I have a data.table that is quite large and have been attempting to return a list or vector of counts of specific default values in each column (they vary per column). It is organized as such:
set.seed(1);
DT = as.data.table(matrix(sample(1:100, 100*100, TRUE), 100, 100))
#DT output below
param1 param2 param3 ... param100 #column names
1 1 1 ... 1 #first row = default values
. #elems in remaining rows are random
. # a param can be set to non default
1 666 1 ... 143 # or default values within a column
.
.
10000 1 1 ... 420
I am curious to know what a data.table way of doing this is? I have been sifting through past documentation, and am attempting to avoid for loops and methods that are intensive in memory and computation (I've attempted to use filter, lapply, and grouping, without luck).

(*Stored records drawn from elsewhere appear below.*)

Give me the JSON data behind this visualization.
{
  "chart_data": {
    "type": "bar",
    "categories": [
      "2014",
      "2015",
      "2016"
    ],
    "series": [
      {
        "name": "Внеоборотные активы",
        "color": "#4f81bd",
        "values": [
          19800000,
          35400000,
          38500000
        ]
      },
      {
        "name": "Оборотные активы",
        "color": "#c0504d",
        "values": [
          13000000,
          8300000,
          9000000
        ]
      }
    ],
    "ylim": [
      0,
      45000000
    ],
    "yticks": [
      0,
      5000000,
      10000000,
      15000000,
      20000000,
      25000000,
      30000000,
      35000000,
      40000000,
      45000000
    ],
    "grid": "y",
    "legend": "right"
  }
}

An analogous example of what I am ideally looking for is with counting the number of non-NA values that exist per column:
count <- colSums(!is.na(DT))
#which outputs the following:
print(count)
param1 param2 param3 ... param177
1 292 0 7
Is there a way to do this similar to the colSums(!is.na(DT))
method, except for a given default value specific to each column? So instead of counting non-NA values for a given column, I would be counting for non-default values that appear in each column of my DT, where each default value pertaining to each column is located on the first row.